Adapt the proof of Theorem 1.5.9 to prove:
Theorem 1.5.9 - There is an infinit number of primes.
(a) There is an infinite number of primes of the form 4n + 3.
(b) There is an infinite number of primes of the form 6n + 5.
Use Dirichlet's theorem on arithmetic progressions.
This website should tell you all you need to know
Dirichlet's theorem on arithmetic progressions - Wikipedia, the free encyclopedia
Using Dirichlet's theorem is complete overkill here.
Assume there are fininitely many prime of that form $\displaystyle p_1,...,p_n$.
Let $\displaystyle N = 4(p_1\cdot .... \cdot p_n) - 1$.
This odd number can be factored into prime divisors.

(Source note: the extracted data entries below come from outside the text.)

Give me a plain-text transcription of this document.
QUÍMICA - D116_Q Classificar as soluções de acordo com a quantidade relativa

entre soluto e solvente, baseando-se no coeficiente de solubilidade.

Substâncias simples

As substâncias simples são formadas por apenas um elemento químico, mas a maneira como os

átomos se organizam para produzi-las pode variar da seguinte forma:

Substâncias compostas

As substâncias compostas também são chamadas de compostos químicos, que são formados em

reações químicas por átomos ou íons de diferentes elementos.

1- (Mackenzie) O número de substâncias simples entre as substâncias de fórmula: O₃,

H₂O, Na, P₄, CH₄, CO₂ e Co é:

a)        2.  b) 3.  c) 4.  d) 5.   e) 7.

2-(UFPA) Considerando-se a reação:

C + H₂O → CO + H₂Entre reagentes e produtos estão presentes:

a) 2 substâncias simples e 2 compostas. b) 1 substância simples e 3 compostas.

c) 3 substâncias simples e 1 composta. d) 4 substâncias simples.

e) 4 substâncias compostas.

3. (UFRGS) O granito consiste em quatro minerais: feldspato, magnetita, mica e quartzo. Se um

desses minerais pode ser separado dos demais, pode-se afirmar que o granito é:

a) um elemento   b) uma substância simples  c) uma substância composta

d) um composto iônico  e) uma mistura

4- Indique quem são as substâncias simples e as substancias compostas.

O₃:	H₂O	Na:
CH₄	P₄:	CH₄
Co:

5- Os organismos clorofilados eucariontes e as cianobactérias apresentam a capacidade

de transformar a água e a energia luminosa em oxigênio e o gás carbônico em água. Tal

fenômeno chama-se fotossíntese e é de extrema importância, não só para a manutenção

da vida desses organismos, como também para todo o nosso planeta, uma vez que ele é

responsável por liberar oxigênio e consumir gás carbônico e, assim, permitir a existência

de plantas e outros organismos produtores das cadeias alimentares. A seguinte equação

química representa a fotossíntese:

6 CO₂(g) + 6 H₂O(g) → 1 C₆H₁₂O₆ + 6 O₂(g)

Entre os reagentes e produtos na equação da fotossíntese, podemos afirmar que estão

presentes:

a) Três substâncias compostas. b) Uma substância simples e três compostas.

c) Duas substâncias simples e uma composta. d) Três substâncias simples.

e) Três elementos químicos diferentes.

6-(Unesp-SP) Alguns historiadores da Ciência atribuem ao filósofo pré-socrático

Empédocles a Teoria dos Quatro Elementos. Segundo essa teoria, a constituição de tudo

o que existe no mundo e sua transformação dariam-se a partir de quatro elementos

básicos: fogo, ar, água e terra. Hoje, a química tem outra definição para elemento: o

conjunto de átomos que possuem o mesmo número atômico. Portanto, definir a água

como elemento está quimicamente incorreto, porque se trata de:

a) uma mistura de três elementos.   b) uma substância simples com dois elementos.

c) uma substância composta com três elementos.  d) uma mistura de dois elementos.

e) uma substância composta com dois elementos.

It cannot be that each prime divisor has form $\displaystyle 4k+1$ because the product of numbers of the form $\displaystyle 4k+1$ still has the form $\displaystyle 4k+1$. Therefore, there must be a prime divisor of the form $\displaystyle 4k+3$. Thus, $\displaystyle N$ be divisible by one of $\displaystyle p_1,...,p_n$. But that implies $\displaystyle p_i | 1$ for $\displaystyle 1\leq i \leq n$. And this is impossible.
I think this is similar to the one above. Try modifing the proof.(b) There is an infinite number of primes of the form 6n + 5.